HANNA YOON

Trying Apple Vision Pro

Feb 07, 2026

I had a pleasure to try Apple Vision Pro over the weekend.

What surprised me most was how seamless the eye tracking and gesture controls felt. There was definitely a learning curve at the beginning I needed onboarding. But once I understood the basics, interaction became strangely natural. Almost invisible.

My favorite experience was the stargazing demo. It’s hard to compare it to the iPhone version. It didn’t feel like looking at a screen. It felt like being somewhere else outside, in open air. Quiet. Vast. A little magical.

The immersion caught me off guard. There was a demo video of a child’s birthday party, and I almost cried watching it. It felt too real not like a recording, but like a preserved moment you could step back into. I found myself imagining thirty years from now, when my own child is grown. Watching something like that. Re-entering a memory instead of just replaying it. That possibility felt profound.

I can’t quite imagine myself wearing this in public. But at home for entertainment, for memory, for certain kinds of presence, I can absolutely see the appeal.

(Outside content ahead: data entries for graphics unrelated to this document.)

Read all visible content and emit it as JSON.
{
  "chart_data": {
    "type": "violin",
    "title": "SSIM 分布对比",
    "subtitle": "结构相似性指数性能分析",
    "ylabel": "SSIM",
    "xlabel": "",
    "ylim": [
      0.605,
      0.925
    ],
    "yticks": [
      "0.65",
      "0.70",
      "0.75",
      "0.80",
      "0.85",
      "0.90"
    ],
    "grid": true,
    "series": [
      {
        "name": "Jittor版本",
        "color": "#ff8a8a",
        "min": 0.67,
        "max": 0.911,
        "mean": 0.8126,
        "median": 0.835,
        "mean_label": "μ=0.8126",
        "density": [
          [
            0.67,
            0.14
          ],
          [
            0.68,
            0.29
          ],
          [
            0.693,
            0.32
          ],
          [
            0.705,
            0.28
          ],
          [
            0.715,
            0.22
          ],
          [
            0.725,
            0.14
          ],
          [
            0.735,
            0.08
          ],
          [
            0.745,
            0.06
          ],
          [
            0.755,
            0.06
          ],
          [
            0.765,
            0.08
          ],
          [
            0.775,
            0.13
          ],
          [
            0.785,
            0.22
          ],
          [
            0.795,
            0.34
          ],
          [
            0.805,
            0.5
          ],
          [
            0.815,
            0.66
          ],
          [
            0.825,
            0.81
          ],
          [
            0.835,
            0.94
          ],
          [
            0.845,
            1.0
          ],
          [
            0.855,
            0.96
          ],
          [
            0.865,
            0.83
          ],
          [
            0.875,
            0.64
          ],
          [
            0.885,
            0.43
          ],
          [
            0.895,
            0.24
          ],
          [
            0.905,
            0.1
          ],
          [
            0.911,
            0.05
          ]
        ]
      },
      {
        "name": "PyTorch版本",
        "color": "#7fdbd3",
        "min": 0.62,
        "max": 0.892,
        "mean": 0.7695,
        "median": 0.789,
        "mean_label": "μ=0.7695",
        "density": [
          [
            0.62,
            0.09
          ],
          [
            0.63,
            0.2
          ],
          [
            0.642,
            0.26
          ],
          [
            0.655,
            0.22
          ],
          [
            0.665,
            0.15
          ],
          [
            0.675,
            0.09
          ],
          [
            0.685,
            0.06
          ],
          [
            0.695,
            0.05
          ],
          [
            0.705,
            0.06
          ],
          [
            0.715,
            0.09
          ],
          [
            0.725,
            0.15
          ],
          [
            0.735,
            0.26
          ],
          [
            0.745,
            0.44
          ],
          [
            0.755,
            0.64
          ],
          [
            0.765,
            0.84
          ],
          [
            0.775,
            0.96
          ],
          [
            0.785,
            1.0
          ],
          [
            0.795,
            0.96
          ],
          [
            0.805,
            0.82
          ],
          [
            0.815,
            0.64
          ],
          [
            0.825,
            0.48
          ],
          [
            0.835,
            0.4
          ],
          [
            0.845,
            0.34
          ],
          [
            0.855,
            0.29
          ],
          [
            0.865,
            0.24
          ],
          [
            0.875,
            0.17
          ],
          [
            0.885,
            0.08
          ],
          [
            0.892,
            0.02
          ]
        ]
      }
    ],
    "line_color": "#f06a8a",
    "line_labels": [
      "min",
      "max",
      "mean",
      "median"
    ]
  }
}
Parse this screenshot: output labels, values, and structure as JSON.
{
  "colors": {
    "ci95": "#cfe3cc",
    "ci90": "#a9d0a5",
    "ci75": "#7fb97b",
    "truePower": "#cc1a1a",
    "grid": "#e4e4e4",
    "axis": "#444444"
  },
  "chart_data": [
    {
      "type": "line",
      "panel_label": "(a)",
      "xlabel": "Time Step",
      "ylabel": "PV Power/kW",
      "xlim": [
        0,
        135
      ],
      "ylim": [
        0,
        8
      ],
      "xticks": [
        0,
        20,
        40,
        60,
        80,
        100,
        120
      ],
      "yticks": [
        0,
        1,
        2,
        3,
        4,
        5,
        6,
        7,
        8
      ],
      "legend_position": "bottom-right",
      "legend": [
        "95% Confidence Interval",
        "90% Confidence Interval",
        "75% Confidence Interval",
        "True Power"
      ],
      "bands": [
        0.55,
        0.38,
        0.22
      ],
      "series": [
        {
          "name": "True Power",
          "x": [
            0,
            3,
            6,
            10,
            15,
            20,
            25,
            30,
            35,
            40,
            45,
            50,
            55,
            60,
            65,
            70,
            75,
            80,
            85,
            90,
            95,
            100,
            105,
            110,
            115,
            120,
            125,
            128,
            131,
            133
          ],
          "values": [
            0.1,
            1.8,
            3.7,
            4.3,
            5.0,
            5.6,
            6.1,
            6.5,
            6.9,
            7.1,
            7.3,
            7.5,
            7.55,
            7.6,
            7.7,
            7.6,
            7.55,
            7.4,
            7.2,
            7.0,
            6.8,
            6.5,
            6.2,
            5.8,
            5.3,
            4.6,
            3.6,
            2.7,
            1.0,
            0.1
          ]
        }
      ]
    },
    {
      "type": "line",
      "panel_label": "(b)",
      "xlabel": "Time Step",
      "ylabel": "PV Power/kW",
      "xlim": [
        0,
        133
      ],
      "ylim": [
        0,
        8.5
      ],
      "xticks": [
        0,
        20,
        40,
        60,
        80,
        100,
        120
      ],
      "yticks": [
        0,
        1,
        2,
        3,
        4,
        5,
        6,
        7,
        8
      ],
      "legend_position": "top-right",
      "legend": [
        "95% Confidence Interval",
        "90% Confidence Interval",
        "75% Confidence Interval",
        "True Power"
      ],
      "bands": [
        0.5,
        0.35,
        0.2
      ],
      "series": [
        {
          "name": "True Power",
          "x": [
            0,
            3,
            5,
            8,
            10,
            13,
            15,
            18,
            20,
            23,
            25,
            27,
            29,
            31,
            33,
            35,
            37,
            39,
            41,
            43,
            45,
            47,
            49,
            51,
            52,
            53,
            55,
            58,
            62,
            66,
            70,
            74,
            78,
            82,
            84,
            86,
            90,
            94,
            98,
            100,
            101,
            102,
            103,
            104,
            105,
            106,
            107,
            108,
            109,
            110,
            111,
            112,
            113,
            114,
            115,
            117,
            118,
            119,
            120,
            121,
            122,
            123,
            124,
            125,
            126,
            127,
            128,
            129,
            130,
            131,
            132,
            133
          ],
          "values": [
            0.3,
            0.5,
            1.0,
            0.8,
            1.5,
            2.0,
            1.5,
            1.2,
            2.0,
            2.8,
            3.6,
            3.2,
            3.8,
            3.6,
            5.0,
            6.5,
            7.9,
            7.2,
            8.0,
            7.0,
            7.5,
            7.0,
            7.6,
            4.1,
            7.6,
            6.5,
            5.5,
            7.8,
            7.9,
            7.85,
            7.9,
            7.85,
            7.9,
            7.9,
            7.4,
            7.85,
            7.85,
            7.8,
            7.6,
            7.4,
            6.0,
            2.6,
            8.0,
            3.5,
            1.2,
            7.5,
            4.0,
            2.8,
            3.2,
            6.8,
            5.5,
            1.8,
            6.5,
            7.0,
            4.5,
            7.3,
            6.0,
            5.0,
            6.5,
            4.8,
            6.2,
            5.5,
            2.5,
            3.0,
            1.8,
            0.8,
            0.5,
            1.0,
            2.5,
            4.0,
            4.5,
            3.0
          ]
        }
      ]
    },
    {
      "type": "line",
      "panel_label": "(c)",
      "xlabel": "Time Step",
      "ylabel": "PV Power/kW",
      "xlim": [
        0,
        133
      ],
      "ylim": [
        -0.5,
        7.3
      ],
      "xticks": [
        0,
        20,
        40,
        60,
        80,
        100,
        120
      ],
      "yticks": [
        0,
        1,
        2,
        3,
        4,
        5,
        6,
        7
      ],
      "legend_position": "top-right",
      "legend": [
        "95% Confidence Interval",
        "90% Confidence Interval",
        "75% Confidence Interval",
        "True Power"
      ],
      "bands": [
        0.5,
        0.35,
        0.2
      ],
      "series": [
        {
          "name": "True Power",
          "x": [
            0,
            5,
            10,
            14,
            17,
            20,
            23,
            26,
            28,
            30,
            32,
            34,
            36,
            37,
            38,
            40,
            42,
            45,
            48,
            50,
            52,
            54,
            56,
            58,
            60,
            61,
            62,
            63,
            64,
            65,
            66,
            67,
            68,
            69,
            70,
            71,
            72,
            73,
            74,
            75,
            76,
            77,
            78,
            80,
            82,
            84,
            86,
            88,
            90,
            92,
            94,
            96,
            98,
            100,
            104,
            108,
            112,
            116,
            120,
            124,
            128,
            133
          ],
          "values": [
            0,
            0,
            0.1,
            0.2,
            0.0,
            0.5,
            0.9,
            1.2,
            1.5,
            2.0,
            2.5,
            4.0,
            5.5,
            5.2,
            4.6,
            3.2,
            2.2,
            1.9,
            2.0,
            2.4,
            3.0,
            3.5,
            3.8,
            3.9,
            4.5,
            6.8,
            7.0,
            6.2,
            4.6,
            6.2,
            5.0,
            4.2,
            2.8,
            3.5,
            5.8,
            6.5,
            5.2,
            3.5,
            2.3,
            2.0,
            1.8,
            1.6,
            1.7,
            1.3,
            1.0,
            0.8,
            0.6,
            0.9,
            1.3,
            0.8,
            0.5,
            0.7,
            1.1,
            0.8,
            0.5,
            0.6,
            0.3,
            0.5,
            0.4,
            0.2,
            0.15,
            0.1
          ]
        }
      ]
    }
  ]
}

The interface does require some early learning, especially around gestures and spatial UI logic. Running 1:1 demo sessions in-store feels like the right strategy. It’s not something you fully understand by reading about it.

Strategically, it feels aligned. The liquid glass UI language is a clear bridge into ambient computing. Spatial photo capture on the iPhone already feels like a precursor a quiet preparation for this shift.

A few friction points which will likely improve over time: After about twenty minutes, I became aware of the weight. The headset started to feel tight, slightly heavy. And of course, the price isn’t light either.

Still, it felt like stepping briefly into a different interface future.